Friday, January 28, 2022

John Mayall - The Sun Is Shining Down

“It’s been a long, long journey, and I ain’t got time to quit,” sings John Mayall on the title track of his new album.  Which seems like a pretty good summation of where this British stalwart of the blues is at nowadays.  His “epic road hog days” may be over, as he puts it, but The Sun Is Shining Down shows there’s recording life in the old dog yet.
Both the ideas and the delivery here brim with vitality.  The opening pair of tracks, ‘Hungry And Ready’ and ‘Can’t Take No More’, are in turns bright’n’bouncy, and swingin’n’snappy, with horns aplenty adding punch and colour.  Melvin Taylor does a zesty guitar turn on the former, while
John Mayall - still grooving after all these years
Pic by David Gomez
Marcus King guests on the latter with a sizzling solo, underpinned by some great bass playing from Greg Rzab to follow his nifty walking blues groove on the opener.  Mayall’s voice may be a tad more wizened than on his 2019 release Nobody Told Me, but hell, the guy’s 88-years old – and he’s still got the pipes to produce some fun harp breaks on ‘Hungry And Ready’.  There’s more vibrancy too with ‘Chills And Thrills’, on which Mayall’s regular guitarist Carolyn Wonderland supplies a booty-shaking riff as the foundation for Mayall to express – with good phrasing and feel - how he has the hots for a particular woman, and for Mike Campbell to add some squealing lead.

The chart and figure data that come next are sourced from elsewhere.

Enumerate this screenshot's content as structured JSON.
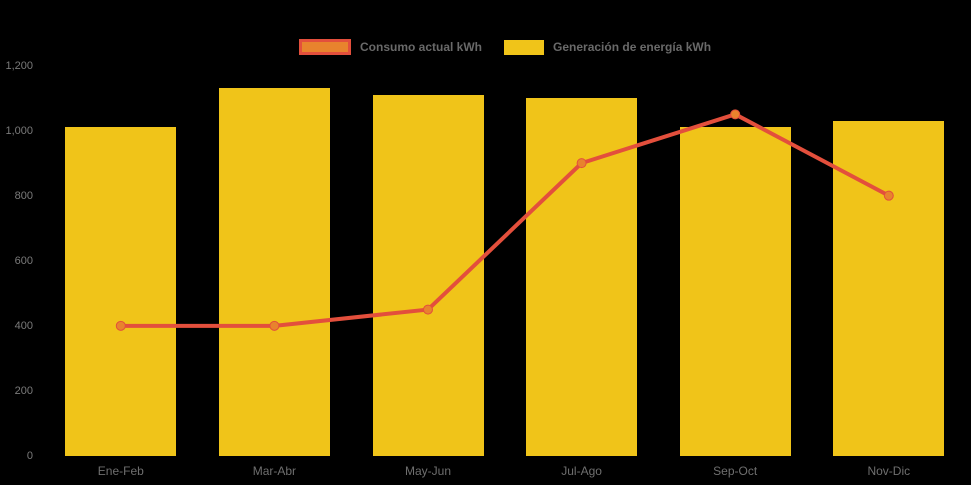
{
  "chart_data": {
    "type": "combo",
    "categories": [
      "Ene-Feb",
      "Mar-Abr",
      "May-Jun",
      "Jul-Ago",
      "Sep-Oct",
      "Nov-Dic"
    ],
    "series": [
      {
        "name": "Consumo actual kWh",
        "type": "line",
        "values": [
          400,
          400,
          450,
          900,
          1050,
          800
        ],
        "color": "#e34f3c",
        "marker_color": "#e8832d"
      },
      {
        "name": "Generación de energía kWh",
        "type": "bar",
        "values": [
          1010,
          1130,
          1110,
          1100,
          1010,
          1030
        ],
        "color": "#f0c419"
      }
    ],
    "ylim": [
      0,
      1200
    ],
    "yticks": [
      0,
      200,
      400,
      600,
      800,
      1000,
      1200
    ],
    "ytick_labels": [
      "0",
      "200",
      "400",
      "600",
      "800",
      "1,000",
      "1,200"
    ],
    "grid": false,
    "legend_position": "top",
    "background": "#000000",
    "axis_text_color": "#7a7a7a"
  }
}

But there are also the twists that are thrown into the mix to keep things fresh.  Buddy Miller turns up to add baritone tremolo guitar (it sez here) to the palette on ‘I’m As Good As Gone’, over more ear-catching bass from Rzab, making a Bobby Rush song sound most unlike Bobby Rush, I imagine.  And violinist Scarlet Rivera turns up to give a different slant to both ‘Got To Find A Better Way’ and ‘Deep Blue Sea’.  On the former she slips and slides around gracefully over the offbeat, putter-pause rhythm from drummer Jay Davenport, while Mayall adds warm and subtle electric piano.  And while that’s a low-key tune, ‘Deep Blue Sea’ has a more upbeat, jazz-tinged vibe, with her fiddle providing different hues – part folkie, part jazzy – and an excellent solo interleaved with Mayall’s piano break, showing that she totally gets what the song needs.  On the other hand I’m not convinced that Jake Shimbakuro’s ukulele adds anything distinctive to the jump-bluesy ‘One Special Lady’ – largely because you would scarcely guess its pinging sound is a uke rather than a guitar.  That’s a relief to these ukulele-hating ears, mind you, even if Mayall’s Wurlitzer solo isn’t really to my taste either.

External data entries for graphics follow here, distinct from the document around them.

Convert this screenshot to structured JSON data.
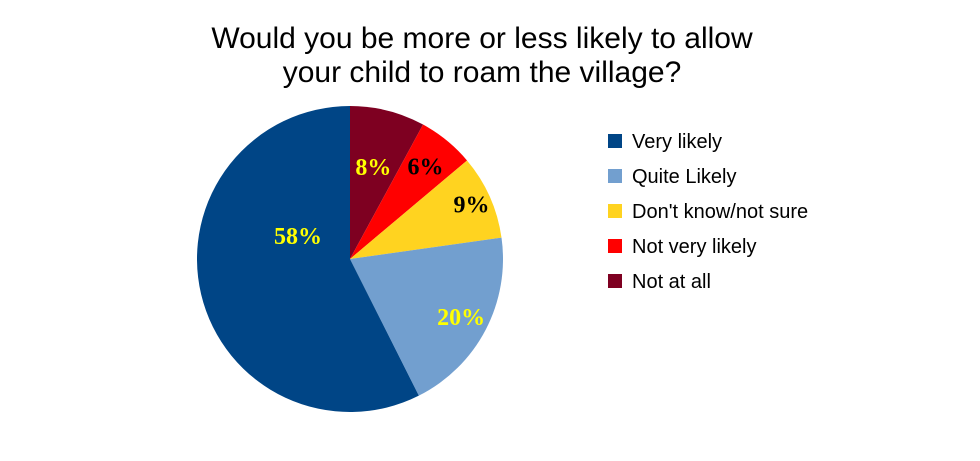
{
  "chart_data": {
    "type": "pie",
    "title_lines": [
      "Would  you be more or less likely to allow",
      "your child to roam the village?"
    ],
    "categories": [
      "Very likely",
      "Quite Likely",
      "Don't know/not sure",
      "Not very likely",
      "Not at all"
    ],
    "values": [
      58,
      20,
      9,
      6,
      8
    ],
    "value_labels": [
      "58%",
      "20%",
      "9%",
      "6%",
      "8%"
    ],
    "colors": [
      "#004586",
      "#729fcf",
      "#ffd320",
      "#ff0000",
      "#7e0021"
    ],
    "label_colors": [
      "#ffff00",
      "#ffff00",
      "#000000",
      "#000000",
      "#ffff00"
    ],
    "legend_position": "right",
    "start": "top, clockwise from the smallest slices"
  }
}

The slow blues of ‘A Quitter Never Wins’ is another matter though, with Mayall’s pensive, meditative harp to the fore right through to an impressive solo, while Wonderland complements washes of Hammond B3 with restrained, sensitive guitar fills.
Wonderland gets her own showcase on ‘The Sun Is Shining Down’ itself, a strolling, “life is good” reverie, laying down a conversational guitar commentary to match Mayall’s understated, swirling organ, over a lazy, easy-going groove from Davenport and Rzab.  Gotta say, while the guest guitar dudes might be good for marketing purposes, Wonderland has plenty enough quality in her own fingertips to merit a higher profile.

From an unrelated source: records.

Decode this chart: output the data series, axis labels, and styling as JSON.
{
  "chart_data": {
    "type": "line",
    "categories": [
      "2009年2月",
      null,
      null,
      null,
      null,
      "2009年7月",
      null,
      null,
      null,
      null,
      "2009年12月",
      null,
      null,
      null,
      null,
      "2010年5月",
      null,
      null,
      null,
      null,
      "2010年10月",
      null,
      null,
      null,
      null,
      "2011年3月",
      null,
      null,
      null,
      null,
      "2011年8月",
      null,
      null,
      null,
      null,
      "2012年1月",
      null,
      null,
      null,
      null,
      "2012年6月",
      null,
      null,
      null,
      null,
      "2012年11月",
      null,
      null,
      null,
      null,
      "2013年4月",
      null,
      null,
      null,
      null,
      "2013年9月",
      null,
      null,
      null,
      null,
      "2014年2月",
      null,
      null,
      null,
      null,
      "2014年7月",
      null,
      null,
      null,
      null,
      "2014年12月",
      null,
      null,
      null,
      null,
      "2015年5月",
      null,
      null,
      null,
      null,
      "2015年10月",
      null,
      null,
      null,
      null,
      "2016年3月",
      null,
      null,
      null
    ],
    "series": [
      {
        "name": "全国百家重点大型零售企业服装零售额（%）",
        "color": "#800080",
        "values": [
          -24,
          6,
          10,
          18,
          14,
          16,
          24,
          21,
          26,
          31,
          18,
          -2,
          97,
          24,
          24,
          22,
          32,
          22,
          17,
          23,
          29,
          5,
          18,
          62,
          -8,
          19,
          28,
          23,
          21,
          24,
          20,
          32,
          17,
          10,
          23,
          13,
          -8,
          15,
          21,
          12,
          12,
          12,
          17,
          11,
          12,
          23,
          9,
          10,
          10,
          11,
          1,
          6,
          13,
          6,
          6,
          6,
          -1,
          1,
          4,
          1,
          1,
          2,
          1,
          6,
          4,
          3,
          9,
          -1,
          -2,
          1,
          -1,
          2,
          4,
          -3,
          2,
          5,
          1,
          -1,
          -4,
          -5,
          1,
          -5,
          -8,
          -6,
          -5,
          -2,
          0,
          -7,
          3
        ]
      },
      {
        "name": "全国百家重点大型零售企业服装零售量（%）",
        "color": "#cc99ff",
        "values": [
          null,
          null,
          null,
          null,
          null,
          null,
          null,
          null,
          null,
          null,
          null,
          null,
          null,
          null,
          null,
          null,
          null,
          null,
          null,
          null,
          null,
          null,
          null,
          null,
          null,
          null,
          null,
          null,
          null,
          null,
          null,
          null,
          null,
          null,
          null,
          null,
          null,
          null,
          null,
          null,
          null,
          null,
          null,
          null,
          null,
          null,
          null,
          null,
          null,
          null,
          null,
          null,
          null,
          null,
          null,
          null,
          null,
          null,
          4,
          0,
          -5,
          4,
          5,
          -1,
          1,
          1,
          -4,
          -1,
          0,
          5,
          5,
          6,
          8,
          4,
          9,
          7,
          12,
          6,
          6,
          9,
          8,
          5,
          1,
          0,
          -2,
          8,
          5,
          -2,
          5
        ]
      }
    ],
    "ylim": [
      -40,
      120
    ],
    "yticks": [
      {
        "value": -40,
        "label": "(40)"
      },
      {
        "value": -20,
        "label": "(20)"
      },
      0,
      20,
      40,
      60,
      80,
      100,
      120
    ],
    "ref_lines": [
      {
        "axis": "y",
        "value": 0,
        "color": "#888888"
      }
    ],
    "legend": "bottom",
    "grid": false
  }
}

In fact the whole of Mayall’s core band deserve a heap of credit for making this album such an enjoyable listen, along with sympathetic production once again from Eric Corne.  The guest artists are really just icing on the ensemble cake.  But it’s John Mayall’s name that’s on the cake tin, and while The Sun Is Shining Down is no game-changer, it is still very much, as he sings on the title track, “not bad for some old Brit”.
The Sun Is Shining Down is released by Forty Below Records on 28 January.